Faster Is Better
C is fast. Faster than most (all?) other popular programming languages. Fast enough that, earlier this year Daniel Jalkut called it “the new assembly language” (courtesy Daring Fireball), by which he probably meant that when you need some part of your app to be especially fast (say, a critical graphics function), you write that part in C, but otherwise you use a scripting language, or at least an OO language like ObjC or C++.
It’s easy to think that C++ is just as fast, because “the compilers are so good these days, they can turn my C++ code into machine code that’s probably just as speedy.” But that will be true only if you mix C into your C++ to the right extent. Using C++ as the OO system it was intended to be is not a recipe for C-like speed.
Here’s a simple array access in C:
x[i]
When compiled, how does it translate into machine code? Something like this fictional (pseudocode) assembly:
LOAD REG1 with i
LOAD REG2 with (x) indexed by REG1
Pretty simple.
But what if x is an OO array? How does this:
x[i].value
translate into machine code? My guess is that it becomes something like this:
LOAD REG1 with i
LOAD REG2 with x-relative index of x’s upper-bound value
LOAD REG3 with (x) indexed by REG2
COMPARE REG1 with REG3
BRANCH-IF-LESS to ErrorHandler
LOAD REG2 with x-relative index of x’s lower-bound value
LOAD REG3 with (x) indexed by REG2
COMPARE REG1 with REG3
BRANCH-IF-GREATER to ErrorHandler
LOAD REG2 with index of x’s element-location array
LOAD REG3 with (REG2) indexed by REG1
LOAD REG2 with (REG3) indexed by #[element-relative position of value]
(The above code assumes that the OO array x contains an element-location array — if instead the array is a linked-list where each element includes a pointer to the next element, then the above pseudo code is very overoptimistic.)
Assuming, arguendo, that each machine instruction takes about the same amount of time to execute, the OO-generated code takes about 6 times as long to execute (12 vs. 2 instructions). Or to put it another way, 83% of the processing power is being wasted on OO overhead.

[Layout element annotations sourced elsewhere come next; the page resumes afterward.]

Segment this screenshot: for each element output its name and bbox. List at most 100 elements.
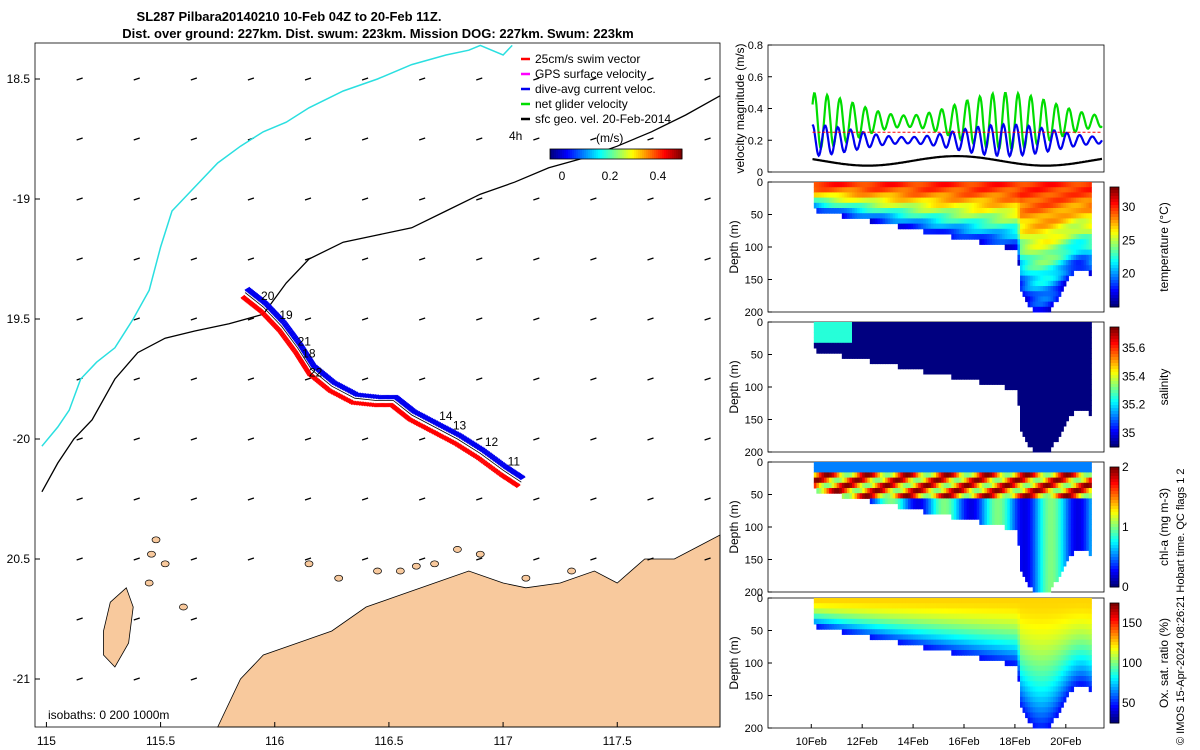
heatmap-cell bbox=[824, 337, 828, 344]
heatmap-cell bbox=[986, 477, 991, 484]
heatmap-cell bbox=[1078, 384, 1082, 391]
heatmap-cell bbox=[1055, 187, 1059, 193]
dive-avg-vector bbox=[294, 338, 301, 344]
heatmap-cell bbox=[1053, 529, 1057, 536]
dive-avg-vector bbox=[432, 420, 439, 426]
heatmap-cell bbox=[989, 213, 993, 219]
heatmap-cell bbox=[1055, 254, 1059, 261]
heatmap-cell bbox=[910, 213, 914, 219]
heatmap-cell bbox=[974, 514, 978, 520]
heatmap-cell bbox=[1017, 228, 1021, 235]
heatmap-cell bbox=[1040, 529, 1044, 536]
heatmap-cell bbox=[834, 482, 838, 489]
heatmap-cell bbox=[1053, 332, 1057, 339]
heatmap-cell bbox=[918, 337, 922, 344]
heatmap-cell bbox=[1027, 488, 1031, 494]
heatmap-cell bbox=[880, 192, 884, 199]
heatmap-cell bbox=[948, 182, 952, 188]
heatmap-cell bbox=[1037, 342, 1041, 349]
swim-vector bbox=[294, 353, 301, 358]
heatmap-cell bbox=[1004, 472, 1008, 479]
heatmap-cell bbox=[1078, 394, 1082, 401]
heatmap-cell bbox=[854, 613, 858, 620]
heatmap-cell bbox=[1040, 202, 1044, 209]
heatmap-cell bbox=[1088, 534, 1092, 541]
heatmap-cell bbox=[1030, 337, 1034, 344]
heatmap-cell bbox=[951, 223, 955, 230]
dive-avg-vector bbox=[307, 358, 314, 364]
heatmap-cell bbox=[1032, 586, 1036, 593]
heatmap-cell bbox=[1032, 493, 1036, 499]
heatmap-cell bbox=[908, 322, 912, 328]
heatmap-cell bbox=[1060, 368, 1064, 375]
colorbar-segment bbox=[1110, 584, 1119, 588]
heatmap-cell bbox=[818, 197, 823, 204]
heatmap-cell bbox=[897, 197, 901, 204]
heatmap-cell bbox=[997, 192, 1001, 199]
heatmap-cell bbox=[1030, 545, 1034, 551]
heatmap-cell bbox=[1060, 228, 1064, 235]
heatmap-cell bbox=[1004, 182, 1008, 188]
heatmap-cell bbox=[936, 327, 940, 333]
heatmap-cell bbox=[900, 218, 904, 225]
heatmap-cell bbox=[1058, 379, 1062, 385]
heatmap-cell bbox=[986, 202, 991, 209]
heatmap-cell bbox=[948, 197, 952, 204]
heatmap-cell bbox=[1020, 379, 1024, 385]
heatmap-cell bbox=[854, 342, 858, 349]
x-tick-label: 117 bbox=[494, 734, 513, 748]
heatmap-cell bbox=[1017, 322, 1021, 328]
heatmap-cell bbox=[1045, 182, 1049, 188]
heatmap-cell bbox=[1045, 576, 1049, 583]
heatmap-cell bbox=[1027, 270, 1031, 277]
heatmap-cell bbox=[984, 239, 988, 245]
heatmap-cell bbox=[1007, 182, 1011, 188]
heatmap-cell bbox=[1009, 488, 1013, 494]
heatmap-cell bbox=[1002, 208, 1006, 214]
heatmap-cell bbox=[1070, 503, 1075, 510]
heatmap-cell bbox=[1012, 228, 1016, 235]
heatmap-cell bbox=[1058, 529, 1062, 536]
heatmap-cell bbox=[989, 368, 993, 375]
heatmap-cell bbox=[964, 182, 968, 188]
heatmap-cell bbox=[826, 337, 830, 344]
heatmap-cell bbox=[1076, 337, 1080, 344]
heatmap-cell bbox=[869, 213, 873, 219]
heatmap-cell bbox=[981, 519, 985, 525]
heatmap-cell bbox=[818, 467, 823, 473]
heatmap-cell bbox=[1035, 342, 1039, 349]
heatmap-cell bbox=[882, 482, 886, 489]
heatmap-cell bbox=[984, 327, 988, 333]
heatmap-cell bbox=[892, 498, 896, 505]
heatmap-cell bbox=[1004, 514, 1008, 520]
heatmap-cell bbox=[831, 618, 835, 625]
heatmap-cell bbox=[1050, 581, 1054, 588]
heatmap-cell bbox=[1014, 228, 1019, 235]
swim-vector bbox=[319, 382, 326, 388]
heatmap-cell bbox=[1014, 244, 1019, 251]
heatmap-cell bbox=[841, 613, 845, 620]
y-tick-label: -20 bbox=[13, 432, 31, 446]
dive-avg-vector bbox=[258, 298, 265, 303]
heatmap-cell bbox=[1063, 508, 1067, 515]
heatmap-cell bbox=[908, 462, 912, 468]
heatmap-cell bbox=[905, 348, 909, 354]
heatmap-cell bbox=[1065, 218, 1069, 225]
heatmap-cell bbox=[1017, 353, 1021, 359]
dive-avg-vector bbox=[275, 314, 282, 320]
heatmap-cell bbox=[920, 337, 924, 344]
heatmap-cell bbox=[839, 462, 843, 468]
heatmap-cell bbox=[1083, 514, 1087, 520]
heatmap-cell bbox=[900, 213, 904, 219]
heatmap-cell bbox=[1022, 394, 1026, 401]
heatmap-cell bbox=[1055, 519, 1059, 525]
heatmap-cell bbox=[869, 348, 873, 354]
heatmap-cell bbox=[1037, 208, 1041, 214]
heatmap-cell bbox=[1063, 560, 1067, 567]
heatmap-cell bbox=[989, 322, 993, 328]
heatmap-cell bbox=[999, 192, 1003, 199]
heatmap-cell bbox=[1009, 223, 1013, 230]
heatmap-cell bbox=[869, 482, 873, 489]
heatmap-cell bbox=[908, 348, 912, 354]
heatmap-cell bbox=[902, 332, 907, 339]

How fast do processors need to get before it’s OK for your app to be wasting 83% of its processing power dealing with OO structures? Answer: A lot faster than they are today. Or will be tomorrow. We’re always coming up with new ways to challenge the speed of our current processors, and there’s no sign that we won’t continue to do so far into the future.
OK, you might say, but surely there are many common apps that don’t need to squeeze super speed out of the processor, right? For example, how fast does a word processor really need to be? Maybe it needs maximum speed when searching large documents for a specified phrase, but when you’re just merrily typing some text, the app is probably idle most of the time, so who cares how efficient the code is, right?
Wrong. When the user is typing text in a word processor, the time the user spends thinking about what to type next is indeed a processing eternity, and no special speed is needed for that. But no code is needed for that either, because an idle app isn’t running code. So it doesn’t matter how achingly long the delay is before the user presses a key — the relevant question is: What happens when the user does press a key?
Keep in mind that any half-ass touch-typist user is going to be pressing another key in maybe 0.1 seconds. Ideally, to make the typing process seem snappy and responsive to that user, the word processing app should update the window contents within a fraction of that 0.1 seconds — say, one quarter of it, which would be 0.025 seconds. So, even if the just-pressed key causes a cascading re-format of the entire paragraph and other text below the insertion point, the change should be almost instantaneous: all finished in just 0.025 seconds. And this must happen even as screen resolutions increase dramatically as they seem about to do in the next several years.
Even an allegedly processor-unhungry app like a word processor needs all the speed it can get. And so does every other app — really, the user wants everything to happen instantly.
Faster is better. Faster processors don’t change that equation, they just draw more tasks into the category of “tolerably fast” that previously resided in the “intolerably slow” bucket. Plus, I don’t think I’ve seen an app yet that didn’t exhibit a noticeable delay when under some computationally stressful situation.
And even if your app really doesn’t do anything processor-demanding enough to need C for near-instantanous reaction to all user input — wouldn’t it be nice if your app left more processing power for other apps and OS processes to use? And what happens if your app is sharing processing power with some other, processor-ravenous app? Every cycle counts.
Update 2008.01.07 — Fixed grammar of “extent” sentence.